Consult with people who know the technology well and use it, writes Isabelle Jenkins, head of financial services technology at PricewaterhouseCoopers.
I always consult one of our special advisors on social networks, Matthew Partovi, a bright, young twenty-something with a real passion for social networking. To get value out of social networks you need to understand how people use them and what the benefit to them will be.
For example, PwC recently created a Facebook group for all its new graduates to allow them to get to know each other before they started work. This exploited a technology that the community uses frequently and makes the transition into the working world less daunting for them.
However there are a number of risks and key areas that need to be considered to maximise the value:
- How do you encourage adoption and participation?

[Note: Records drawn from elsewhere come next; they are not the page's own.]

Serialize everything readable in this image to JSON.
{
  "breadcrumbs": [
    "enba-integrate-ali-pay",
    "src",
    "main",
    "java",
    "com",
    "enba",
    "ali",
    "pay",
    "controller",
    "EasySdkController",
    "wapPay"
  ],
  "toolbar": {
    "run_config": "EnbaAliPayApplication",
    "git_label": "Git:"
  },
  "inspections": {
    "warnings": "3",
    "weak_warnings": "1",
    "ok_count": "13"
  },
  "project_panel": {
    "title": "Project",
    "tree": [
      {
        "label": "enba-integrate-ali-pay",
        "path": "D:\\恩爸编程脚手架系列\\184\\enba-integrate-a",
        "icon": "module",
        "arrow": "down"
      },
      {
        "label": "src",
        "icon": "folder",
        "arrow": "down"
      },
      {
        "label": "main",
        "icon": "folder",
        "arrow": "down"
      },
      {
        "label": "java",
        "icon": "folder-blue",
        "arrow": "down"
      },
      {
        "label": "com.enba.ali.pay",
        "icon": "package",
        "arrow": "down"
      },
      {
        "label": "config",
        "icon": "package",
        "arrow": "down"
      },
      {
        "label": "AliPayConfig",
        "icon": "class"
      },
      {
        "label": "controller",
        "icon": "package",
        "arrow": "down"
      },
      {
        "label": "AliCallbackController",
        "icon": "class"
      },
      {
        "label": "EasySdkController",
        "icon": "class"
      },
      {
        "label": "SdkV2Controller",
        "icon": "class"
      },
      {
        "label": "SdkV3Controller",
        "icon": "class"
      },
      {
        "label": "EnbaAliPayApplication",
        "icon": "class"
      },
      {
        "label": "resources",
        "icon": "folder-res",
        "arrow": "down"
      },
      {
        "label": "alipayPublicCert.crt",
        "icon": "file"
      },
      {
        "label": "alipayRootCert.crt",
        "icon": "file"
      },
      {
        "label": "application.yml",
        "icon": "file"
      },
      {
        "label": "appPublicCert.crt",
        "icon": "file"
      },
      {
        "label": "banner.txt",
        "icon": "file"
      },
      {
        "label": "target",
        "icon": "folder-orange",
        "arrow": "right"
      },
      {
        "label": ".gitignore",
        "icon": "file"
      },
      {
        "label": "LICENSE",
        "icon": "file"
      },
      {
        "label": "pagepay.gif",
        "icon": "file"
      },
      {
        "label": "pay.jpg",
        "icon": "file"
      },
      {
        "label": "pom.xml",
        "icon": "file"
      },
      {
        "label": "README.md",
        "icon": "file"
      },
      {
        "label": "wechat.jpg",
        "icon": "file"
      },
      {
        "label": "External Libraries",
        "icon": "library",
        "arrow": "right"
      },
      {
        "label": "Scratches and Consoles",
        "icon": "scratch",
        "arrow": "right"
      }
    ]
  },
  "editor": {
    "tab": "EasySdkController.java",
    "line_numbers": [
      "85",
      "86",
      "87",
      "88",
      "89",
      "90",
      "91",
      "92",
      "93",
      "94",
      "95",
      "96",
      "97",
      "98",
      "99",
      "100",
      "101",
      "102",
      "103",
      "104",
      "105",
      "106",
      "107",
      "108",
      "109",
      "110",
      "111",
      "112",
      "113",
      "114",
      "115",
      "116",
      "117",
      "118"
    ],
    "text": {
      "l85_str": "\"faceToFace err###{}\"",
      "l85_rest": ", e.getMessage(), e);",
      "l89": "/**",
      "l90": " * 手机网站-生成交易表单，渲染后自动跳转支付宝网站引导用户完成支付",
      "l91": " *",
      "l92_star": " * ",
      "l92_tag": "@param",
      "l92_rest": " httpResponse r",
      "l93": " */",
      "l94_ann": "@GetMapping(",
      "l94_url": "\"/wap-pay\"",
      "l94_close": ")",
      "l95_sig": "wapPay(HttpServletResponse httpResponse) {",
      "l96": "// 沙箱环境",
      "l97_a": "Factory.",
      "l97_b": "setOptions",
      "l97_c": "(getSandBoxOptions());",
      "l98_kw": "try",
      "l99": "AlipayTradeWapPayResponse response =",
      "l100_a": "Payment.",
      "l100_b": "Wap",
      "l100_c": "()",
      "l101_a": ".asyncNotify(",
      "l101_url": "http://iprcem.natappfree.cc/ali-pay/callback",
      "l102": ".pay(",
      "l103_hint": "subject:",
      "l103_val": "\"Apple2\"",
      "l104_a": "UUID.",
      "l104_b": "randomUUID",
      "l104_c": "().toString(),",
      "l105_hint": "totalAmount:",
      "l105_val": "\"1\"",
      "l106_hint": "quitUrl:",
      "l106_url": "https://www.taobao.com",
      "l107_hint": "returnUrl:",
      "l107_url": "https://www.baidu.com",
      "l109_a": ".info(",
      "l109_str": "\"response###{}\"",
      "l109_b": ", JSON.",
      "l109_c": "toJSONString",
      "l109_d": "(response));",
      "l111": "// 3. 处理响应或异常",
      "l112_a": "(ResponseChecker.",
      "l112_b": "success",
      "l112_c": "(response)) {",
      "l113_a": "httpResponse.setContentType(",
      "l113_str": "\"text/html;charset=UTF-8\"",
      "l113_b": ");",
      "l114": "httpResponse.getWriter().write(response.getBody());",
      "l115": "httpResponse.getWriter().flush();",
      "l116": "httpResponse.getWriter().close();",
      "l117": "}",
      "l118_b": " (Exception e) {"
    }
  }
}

- Which networks should you support and which should you avoid? Choose relevant forums - don't spam.
- Visibly contribute by responding to questions posted by your contacts - people will offer opportunities, advice etc more readily if you are seen to have contributed yourself.
- Take the systems seriously - populate them with relevant data and don't appear to be 'taking' and not 'giving' back.
- Be prepared to represent your organisation - bearing in mind your corporate policies on social networking.
- How do you manage risk in terms of what is communicated and the way it impacts your public profile? What are appropriate policies and guidelines? If you don't have policies on social networking, get some. Make them common sense and intuitive. A number of other organisations have already tackled this. Learn from what has been done by others.
- How do you measure the initiative of using social networks and what are the success criteria? Again, choose success criteria that are common sense and measurable.
- How do you join up existing tools in the organisation, and integrate new tools?
- Creating the right environment will improve the quality and range of input and output, by way of knowledge sharing and collaboration. Stakeholders will be more involved and feel a greater sense of ownership, thereby helping to make change stick and achieve success.